As I understand, the CBOR metadata isn't even used/checked by Etherscan anyway.

It is presented as-is in a tiny grey box like `ipfs://...` but it's up to you to
download whatever is on the other side of that. Etherscan doesn't even check that
what it displays is a valid IPFS URL with a valid encoded CID.

The same information could be emitted in an event upon constructing a contract,
it doesnt need to be in the literal executable bytecode onchain.

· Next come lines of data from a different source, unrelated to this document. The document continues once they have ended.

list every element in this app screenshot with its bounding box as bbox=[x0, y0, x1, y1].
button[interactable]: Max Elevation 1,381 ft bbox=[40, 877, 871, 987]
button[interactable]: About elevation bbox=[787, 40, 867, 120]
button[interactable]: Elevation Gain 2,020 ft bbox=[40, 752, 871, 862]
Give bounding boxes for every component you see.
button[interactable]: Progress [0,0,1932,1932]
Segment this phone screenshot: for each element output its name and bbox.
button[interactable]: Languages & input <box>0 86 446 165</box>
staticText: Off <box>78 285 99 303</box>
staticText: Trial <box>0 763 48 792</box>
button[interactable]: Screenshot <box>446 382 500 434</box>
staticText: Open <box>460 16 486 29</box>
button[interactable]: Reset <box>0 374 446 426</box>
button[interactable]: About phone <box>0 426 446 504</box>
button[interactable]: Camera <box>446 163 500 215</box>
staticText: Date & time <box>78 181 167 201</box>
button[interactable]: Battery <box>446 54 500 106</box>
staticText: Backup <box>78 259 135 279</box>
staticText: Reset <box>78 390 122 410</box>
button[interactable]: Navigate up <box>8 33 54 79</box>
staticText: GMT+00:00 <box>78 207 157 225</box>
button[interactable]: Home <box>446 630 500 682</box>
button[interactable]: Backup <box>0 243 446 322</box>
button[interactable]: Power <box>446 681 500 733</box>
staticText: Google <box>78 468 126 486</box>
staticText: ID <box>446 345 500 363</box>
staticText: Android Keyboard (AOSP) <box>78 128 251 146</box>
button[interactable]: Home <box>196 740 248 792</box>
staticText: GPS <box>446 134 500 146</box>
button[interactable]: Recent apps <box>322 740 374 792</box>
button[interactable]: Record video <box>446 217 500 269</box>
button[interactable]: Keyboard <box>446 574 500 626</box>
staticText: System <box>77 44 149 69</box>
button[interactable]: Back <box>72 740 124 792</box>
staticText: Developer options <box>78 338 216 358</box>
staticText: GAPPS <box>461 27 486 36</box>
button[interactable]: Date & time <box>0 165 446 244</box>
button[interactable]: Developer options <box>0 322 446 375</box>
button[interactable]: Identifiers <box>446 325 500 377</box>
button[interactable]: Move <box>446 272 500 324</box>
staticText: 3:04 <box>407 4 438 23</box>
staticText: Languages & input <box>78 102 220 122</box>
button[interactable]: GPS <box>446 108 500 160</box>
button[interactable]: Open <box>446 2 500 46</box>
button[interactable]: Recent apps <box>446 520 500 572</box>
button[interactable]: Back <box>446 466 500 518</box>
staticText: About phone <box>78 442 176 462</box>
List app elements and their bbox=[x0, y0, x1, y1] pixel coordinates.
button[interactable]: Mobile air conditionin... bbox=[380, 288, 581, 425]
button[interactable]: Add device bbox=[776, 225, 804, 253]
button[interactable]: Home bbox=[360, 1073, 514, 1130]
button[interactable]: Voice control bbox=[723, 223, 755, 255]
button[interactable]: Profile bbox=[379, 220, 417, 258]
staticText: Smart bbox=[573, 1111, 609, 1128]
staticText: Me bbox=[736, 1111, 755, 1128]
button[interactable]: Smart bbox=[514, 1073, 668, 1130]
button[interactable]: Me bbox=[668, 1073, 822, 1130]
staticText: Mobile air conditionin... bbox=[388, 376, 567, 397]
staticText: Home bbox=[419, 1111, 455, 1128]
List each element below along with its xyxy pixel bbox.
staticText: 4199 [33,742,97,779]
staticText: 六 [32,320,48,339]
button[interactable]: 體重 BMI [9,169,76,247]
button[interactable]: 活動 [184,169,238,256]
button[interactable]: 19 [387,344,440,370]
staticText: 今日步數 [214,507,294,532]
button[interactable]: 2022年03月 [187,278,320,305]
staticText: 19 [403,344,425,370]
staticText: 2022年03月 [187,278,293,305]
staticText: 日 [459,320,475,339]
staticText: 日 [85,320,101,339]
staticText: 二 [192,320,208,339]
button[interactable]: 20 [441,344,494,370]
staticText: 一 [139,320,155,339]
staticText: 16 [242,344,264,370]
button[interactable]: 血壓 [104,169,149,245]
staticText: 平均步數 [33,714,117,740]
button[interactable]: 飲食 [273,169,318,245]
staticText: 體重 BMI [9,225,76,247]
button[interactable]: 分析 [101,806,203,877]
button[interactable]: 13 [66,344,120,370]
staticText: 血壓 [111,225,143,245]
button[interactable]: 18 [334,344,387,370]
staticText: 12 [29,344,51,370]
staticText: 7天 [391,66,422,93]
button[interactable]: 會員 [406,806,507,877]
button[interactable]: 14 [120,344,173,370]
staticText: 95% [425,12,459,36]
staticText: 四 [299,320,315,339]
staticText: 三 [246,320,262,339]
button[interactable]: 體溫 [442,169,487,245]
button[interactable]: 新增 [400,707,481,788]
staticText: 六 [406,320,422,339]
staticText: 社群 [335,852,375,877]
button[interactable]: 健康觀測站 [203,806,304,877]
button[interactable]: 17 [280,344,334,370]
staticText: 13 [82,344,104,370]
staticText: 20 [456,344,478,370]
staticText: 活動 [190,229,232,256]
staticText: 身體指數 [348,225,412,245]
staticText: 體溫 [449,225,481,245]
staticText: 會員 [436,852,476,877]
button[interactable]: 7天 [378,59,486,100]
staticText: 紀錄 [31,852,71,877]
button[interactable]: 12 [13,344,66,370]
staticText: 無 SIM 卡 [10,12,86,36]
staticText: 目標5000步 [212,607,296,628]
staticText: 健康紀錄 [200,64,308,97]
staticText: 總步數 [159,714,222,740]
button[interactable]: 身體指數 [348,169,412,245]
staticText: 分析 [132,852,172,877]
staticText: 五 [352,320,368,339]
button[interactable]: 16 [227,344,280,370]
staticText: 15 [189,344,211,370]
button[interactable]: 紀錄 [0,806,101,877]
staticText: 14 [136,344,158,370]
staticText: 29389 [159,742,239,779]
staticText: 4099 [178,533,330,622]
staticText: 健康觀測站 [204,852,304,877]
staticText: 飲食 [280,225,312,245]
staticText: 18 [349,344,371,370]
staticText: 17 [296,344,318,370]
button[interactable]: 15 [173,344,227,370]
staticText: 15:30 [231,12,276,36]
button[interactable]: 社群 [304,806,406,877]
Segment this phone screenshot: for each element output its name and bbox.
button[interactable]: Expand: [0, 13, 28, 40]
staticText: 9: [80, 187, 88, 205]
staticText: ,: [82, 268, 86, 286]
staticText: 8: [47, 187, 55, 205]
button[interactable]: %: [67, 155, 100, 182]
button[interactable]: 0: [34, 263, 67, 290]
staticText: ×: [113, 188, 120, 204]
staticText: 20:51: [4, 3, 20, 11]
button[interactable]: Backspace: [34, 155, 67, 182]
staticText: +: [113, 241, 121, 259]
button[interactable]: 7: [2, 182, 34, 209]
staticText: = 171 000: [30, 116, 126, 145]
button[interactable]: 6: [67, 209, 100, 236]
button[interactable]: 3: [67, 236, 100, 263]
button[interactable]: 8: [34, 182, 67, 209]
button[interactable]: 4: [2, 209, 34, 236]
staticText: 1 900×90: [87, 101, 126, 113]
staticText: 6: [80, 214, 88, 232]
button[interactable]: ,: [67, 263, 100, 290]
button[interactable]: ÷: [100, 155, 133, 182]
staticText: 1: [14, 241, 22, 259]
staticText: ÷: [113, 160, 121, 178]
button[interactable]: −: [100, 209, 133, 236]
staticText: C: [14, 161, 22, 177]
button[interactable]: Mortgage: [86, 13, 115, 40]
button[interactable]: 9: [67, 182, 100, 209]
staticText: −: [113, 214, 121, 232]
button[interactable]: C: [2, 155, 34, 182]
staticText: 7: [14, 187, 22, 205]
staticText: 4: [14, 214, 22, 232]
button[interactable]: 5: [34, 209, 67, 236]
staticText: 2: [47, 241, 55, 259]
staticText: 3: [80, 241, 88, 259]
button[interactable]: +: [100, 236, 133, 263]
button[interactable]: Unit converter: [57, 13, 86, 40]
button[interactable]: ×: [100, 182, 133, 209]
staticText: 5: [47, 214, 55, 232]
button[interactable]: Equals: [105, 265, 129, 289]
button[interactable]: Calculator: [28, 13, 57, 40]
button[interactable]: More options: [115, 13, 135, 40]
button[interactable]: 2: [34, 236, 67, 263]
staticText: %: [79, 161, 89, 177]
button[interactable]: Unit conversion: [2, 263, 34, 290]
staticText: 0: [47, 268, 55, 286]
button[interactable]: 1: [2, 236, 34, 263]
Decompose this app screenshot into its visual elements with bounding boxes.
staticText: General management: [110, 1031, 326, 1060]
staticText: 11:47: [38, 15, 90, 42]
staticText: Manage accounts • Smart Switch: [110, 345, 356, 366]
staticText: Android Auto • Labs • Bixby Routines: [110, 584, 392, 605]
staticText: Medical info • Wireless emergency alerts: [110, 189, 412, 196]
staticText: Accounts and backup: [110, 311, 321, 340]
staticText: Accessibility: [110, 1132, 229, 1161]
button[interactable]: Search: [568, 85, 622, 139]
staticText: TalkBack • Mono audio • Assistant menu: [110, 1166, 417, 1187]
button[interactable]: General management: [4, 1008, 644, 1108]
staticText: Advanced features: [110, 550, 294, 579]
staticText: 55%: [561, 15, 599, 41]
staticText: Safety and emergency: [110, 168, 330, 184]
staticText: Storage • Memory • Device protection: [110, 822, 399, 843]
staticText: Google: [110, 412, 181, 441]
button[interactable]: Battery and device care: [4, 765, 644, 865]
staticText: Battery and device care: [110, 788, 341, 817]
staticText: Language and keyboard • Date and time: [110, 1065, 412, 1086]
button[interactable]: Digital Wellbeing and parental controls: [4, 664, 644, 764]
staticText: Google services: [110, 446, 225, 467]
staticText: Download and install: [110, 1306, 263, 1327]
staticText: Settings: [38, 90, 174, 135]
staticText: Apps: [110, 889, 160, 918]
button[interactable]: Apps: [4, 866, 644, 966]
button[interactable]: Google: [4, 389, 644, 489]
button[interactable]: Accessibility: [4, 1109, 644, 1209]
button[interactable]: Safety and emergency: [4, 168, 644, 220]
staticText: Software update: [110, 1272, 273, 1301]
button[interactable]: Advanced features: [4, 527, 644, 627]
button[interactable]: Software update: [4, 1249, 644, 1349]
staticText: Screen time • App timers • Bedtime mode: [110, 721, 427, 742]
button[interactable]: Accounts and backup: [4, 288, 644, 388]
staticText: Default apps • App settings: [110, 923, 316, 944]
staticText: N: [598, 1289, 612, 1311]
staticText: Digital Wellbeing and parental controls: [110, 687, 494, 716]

Recent versions of Solidity allow completely eliding the CBOR metadata, their
reasoning is that it isn't deterministic anyway. This is true, I get different
IPFS hashes for this repo when I run it locally on my Mac vs. when I run it on
Github Actions on ubuntu.

### Solidity: Provide an escaped/sanitised CBOR metadata

EVM itself already has a similar issue with the `PUSH` EVM opcodes. It is
possible that push data just coincidentally includes what would otherwise be a
jump destination. Every byte of push data has a program counter, so it would be
possible to jump into a push.

However, EVM DOES NOT allow jumping into push data, this is treated as an invalid
jump destination even if `JUMPDEST` appears inline after a `PUSH`.

Solidity devs _could_ escape/sanitise their CBOR metadata as inline with `PUSH`
ops. A standard 53 byte CBOR metadata could be escaped with just 2 `PUSH` ops.
That would completely negate the ability for anyone to hide anything in the
CBOR metadata.

I reported the above and received this response:

> this does not count as a vulnerability or bug as it's messing with a function
> pointer in inline assembly.

I assume it's unlikely they will sanitise their metadata in the near future.